Here is some python code with outputs:

## Atmospheric density curve fit from Engineering Toolbox US standard Atmosphere
## Design by whisperingShiba

from scipy import optimize

import numpy as np
import matplotlib.pyplot as plt



def fxn(x, a, b):
    return a*np.exp(-b*x)
def polyFxn(h, a0, a1, a2, a3, a4, a5, a6, a7, a8, a9):
    return  ((((((((a9*h + a8)*h + a7)*h + a6)*h + a5)*h + a4)*h + a3)*h + a2)*h + a1)*h + a0


altitudes = np.array([0,5000,10000,15000,20000,25000,30000,35000,40000,45000,50000,60000,70000,80000,90000,100000,150000,200000,250000])

density1 = np.array([23.8,20.48,17.56,14.96,12.67,10.66,8.91,7.38,5.87,4.62,3.64,2.26,1.39,.86,.56,.33,.037,.0053,.00065])

altitudeLinSpace = np.linspace(0,500000,500000)

#Popt returns a array containing constants a,b,c... etc for function 'fxn'
popt, pcov = optimize.curve_fit(fxn, altitudes, density1, p0=(1, 1e-5))
popt2, pcov2 = optimize.curve_fit(polyFxn, altitudes, density1)

print(popt)
print(popt2)



#Plots data
plt.grid(True)
plt.ylim((0,25))
plt.ylabel('Density of atmospher in slug/ft^3 * 10^-4')
plt.xlabel('Altitude, feet')
#Data from engineering toolbox
plt.plot(altitudes, density1)
#curve_fit for negative exponential
plt.plot(altitudeLinSpace, fxn(altitudeLinSpace, popt[0], popt[1]))
plt.plot(altitudeLinSpace, polyFxn(altitudeLinSpace, popt2[0],popt2[1],popt2[2],popt2[3],popt2[4],popt2[5],popt2[6],popt2[7],popt2[8],popt2[9]))
plt.show()

Here's the output of the python script, where blue is the data, orange is the negative exponential, and green is the 9th order polynomial fit:

enter image description here

As can be seen in the image, the 9th order polynomial fit is really good for the first part, but deviates massively past 100000 feet. The negative exponential fit has the opposite problem, having good performance as altitude approaches infinity, but having poor performance from 50000 ft to 100000 feet.

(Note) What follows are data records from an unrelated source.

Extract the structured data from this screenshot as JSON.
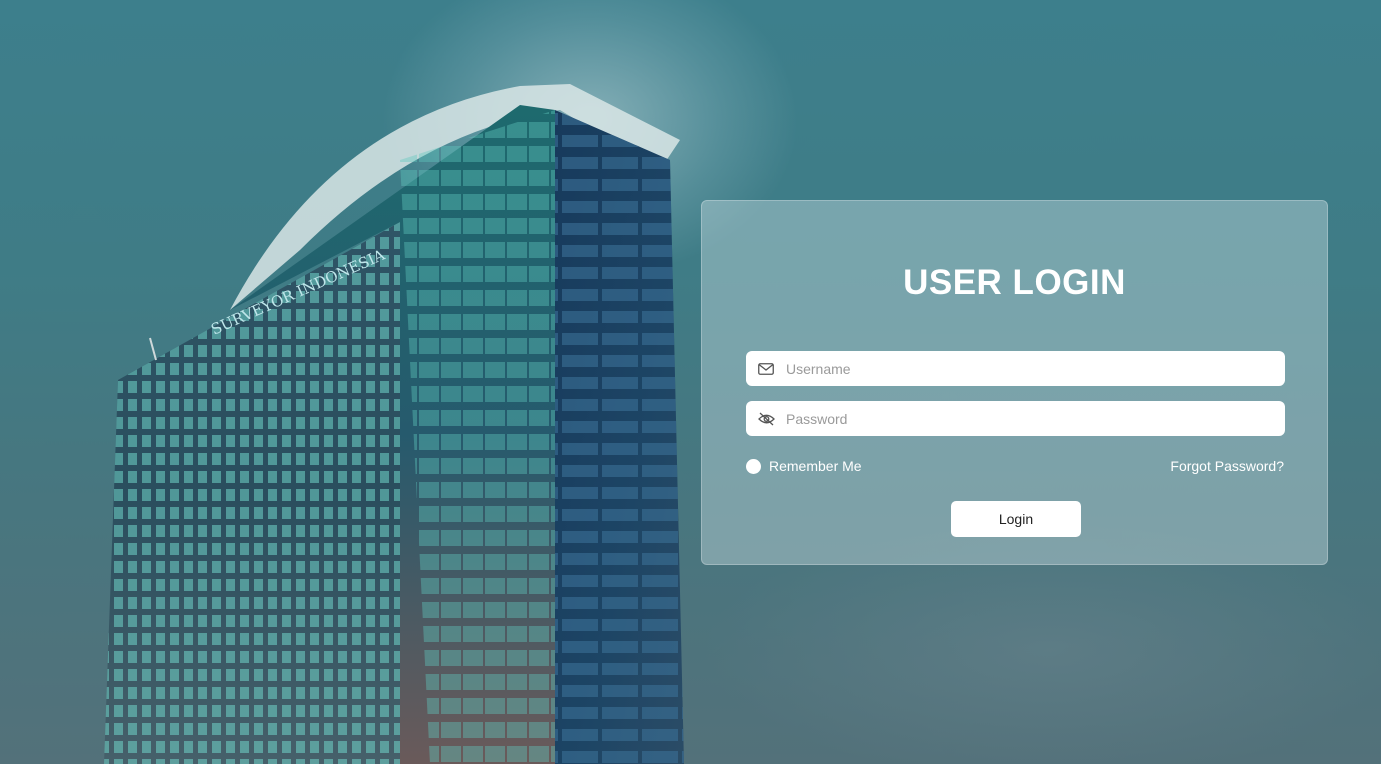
{
  "background": {
    "building_sign": "SURVEYOR INDONESIA"
  },
  "login": {
    "title": "USER LOGIN",
    "username": {
      "placeholder": "Username",
      "value": "",
      "icon": "envelope-icon"
    },
    "password": {
      "placeholder": "Password",
      "value": "",
      "icon": "eye-off-icon"
    },
    "remember_label": "Remember Me",
    "forgot_label": "Forgot Password?",
    "submit_label": "Login"
  },
  "colors": {
    "sky": "#3f7c86",
    "card": "#c8dee2",
    "text": "#ffffff"
  }
}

How could I best fit this data? I want to avoid super long polynomials if possible (I only have 19 data points, and the curve is already trying too hard to 'hit' all the points). I have already put this data into excel and its even worse than python's curve fit. Any advice would be greatly appreciated.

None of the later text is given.